Najah Yusuf menerangkan, ia mengkritik gelaran Grand Prix Bahrain pada 2017 melalui Facebook. Yusuf ikut dalam gelombang protes atas penahanan aktivis yang meminta pembatalan GP Bahrain.

Seminggu setelah Sebastian Vettel menjadi juara GP Bahrain pada tahun tersebut, Najah Yusuf mendapatkan interogasi tanpa putus selama empat hari. Ia ditanyai soal keterkaitan dengan beberapa pembela Hak Asasi Manusia (HAM), aktivis, dan kelompok oposisi.

"Mereka mengancam akan membunuh saya, berusaha menyuap saya, memukuli saya. Tapi yang paling parah, petugas merobek jilbab dan berusaha melepaskan pakaian saya, sebelum seorang petugas melakukan pelecehan seksual terhadap saya. Rasa sakit dan penghinaan pekan itu menghantui saya selama sisa hidup. Semua ini karena saya mengambil sikap menentang penindasan negara dan grand prix (F1)" terang ibu empat anak tersebut.

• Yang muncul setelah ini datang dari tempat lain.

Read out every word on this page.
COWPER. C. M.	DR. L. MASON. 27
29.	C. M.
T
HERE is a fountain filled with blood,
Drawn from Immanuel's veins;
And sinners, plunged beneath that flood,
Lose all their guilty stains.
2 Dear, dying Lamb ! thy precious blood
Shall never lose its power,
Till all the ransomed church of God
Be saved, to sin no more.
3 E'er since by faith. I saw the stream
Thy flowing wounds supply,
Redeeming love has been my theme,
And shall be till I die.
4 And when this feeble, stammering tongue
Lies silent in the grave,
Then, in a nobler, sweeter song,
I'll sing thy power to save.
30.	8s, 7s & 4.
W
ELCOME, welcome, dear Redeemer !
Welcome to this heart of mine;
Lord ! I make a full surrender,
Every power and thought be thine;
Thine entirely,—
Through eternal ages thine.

Setahun berselang, Najah Yusuf dikenai hukuman tiga tahun penjara. Dalam putusan pengadilan, hakim menyatakan ia bersalah karena mencemarkan nama baik negara, melukai kepentingan, dan merusak citra kerajaan Bahrain di luar negeri.

Sebagai bukti kejahatan Najah Yusuf, hakim mengutip unggahannya di Facebook yang mengkritik Formula Satu.

Sang aktivis menekankan, "di Bahrain, unggahan seperti itu dianggap sebagai ancaman keamanan nasional".

Rabu (27/3/2019) menjelang Grand Prix Bahrain akhir pekan ini, 15 pihak menandatangani surat kepada Presiden FIA, Jean Todt, dengan tuntutan pembebasan segera Najah Yusuf. Termasuk di antara pihak-pihak ini adalah Human Rights Watch (HRW) dan Bahrain Institute for Rights and Democracy (BIRD).

Tidak hanya menyurati FIA sebagai pengelola Formula 1, pihak-pihak tersebut juga berupaya melakukan tekanan kepada pembalap, misalnya Lewis Hamilton.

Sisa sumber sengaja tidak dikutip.